The Number of the Heavens PDF Author: Tom Siegfried
Publisher: Harvard University Press
ISBN: 067497588X
Category : Science
Languages : en
Pages : 353

Book Description
The award-winning former editor of Science News shows that one of the most fascinating and controversial ideas in contemporary cosmology—the existence of multiple parallel universes—has a long and divisive history that continues to this day. We often consider the universe to encompass everything that exists, but some scientists have come to believe that the vast, expanding universe we inhabit may be just one of many. The totality of those parallel universes, still for some the stuff of science fiction, has come to be known as the multiverse. The concept of the multiverse, exotic as it may be, isn’t actually new. In The Number of the Heavens, veteran science journalist Tom Siegfried traces the history of this controversial idea from antiquity to the present. Ancient Greek philosophers first raised the possibility of multiple universes, but Aristotle insisted on one and only one cosmos.
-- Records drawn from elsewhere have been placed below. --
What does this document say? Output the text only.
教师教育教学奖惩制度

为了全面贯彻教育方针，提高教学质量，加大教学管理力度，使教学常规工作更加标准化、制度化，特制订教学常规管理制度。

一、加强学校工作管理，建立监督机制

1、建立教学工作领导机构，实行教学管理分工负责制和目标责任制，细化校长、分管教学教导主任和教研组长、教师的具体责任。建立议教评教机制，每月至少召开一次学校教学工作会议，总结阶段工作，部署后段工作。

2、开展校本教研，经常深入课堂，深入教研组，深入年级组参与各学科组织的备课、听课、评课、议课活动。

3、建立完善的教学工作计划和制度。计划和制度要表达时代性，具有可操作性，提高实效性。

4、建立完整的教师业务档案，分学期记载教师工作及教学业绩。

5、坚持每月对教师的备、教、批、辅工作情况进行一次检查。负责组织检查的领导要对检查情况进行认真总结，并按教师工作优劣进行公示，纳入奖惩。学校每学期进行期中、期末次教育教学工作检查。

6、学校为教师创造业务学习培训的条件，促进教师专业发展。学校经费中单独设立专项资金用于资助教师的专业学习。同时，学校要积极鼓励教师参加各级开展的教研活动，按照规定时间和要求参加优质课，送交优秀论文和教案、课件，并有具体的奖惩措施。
Then in 1277 the bishop of Paris declared it heresy to teach that God could not create as many universes as he pleased, unleashing fervent philosophical debate about whether there might exist a “plurality of worlds.” As the Middle Ages gave way to the Renaissance, the philosophical debates became more scientific. René Descartes declared “the number of the heavens” to be indefinitely large, and as notions of the known universe expanded from our solar system to our galaxy, the debate about its multiplicity was repeatedly recast. In the 1980s, new theories about the big bang reignited interest in the multiverse. Today the controversy continues, as cosmologists and physicists explore the possibility of many big bangs, extra dimensions of space, and a set of branching, parallel universes. This engrossing story offers deep lessons about the nature of science and the quest to understand the universe.

God and Cosmos

God and Cosmos PDF Author: John Byl
Publisher: Banner of Truth
ISBN: 9780851518008
Category : Cosmology
Languages : en
Pages : 0

Book Description
A Christian view of time, space and the universe, emphasizing the superiority of Scripture to all other sources of knowledge and dealing helpfully with the Big Bang theory of origins, extraterrestrial intelligence, the spiritual realm, and much else.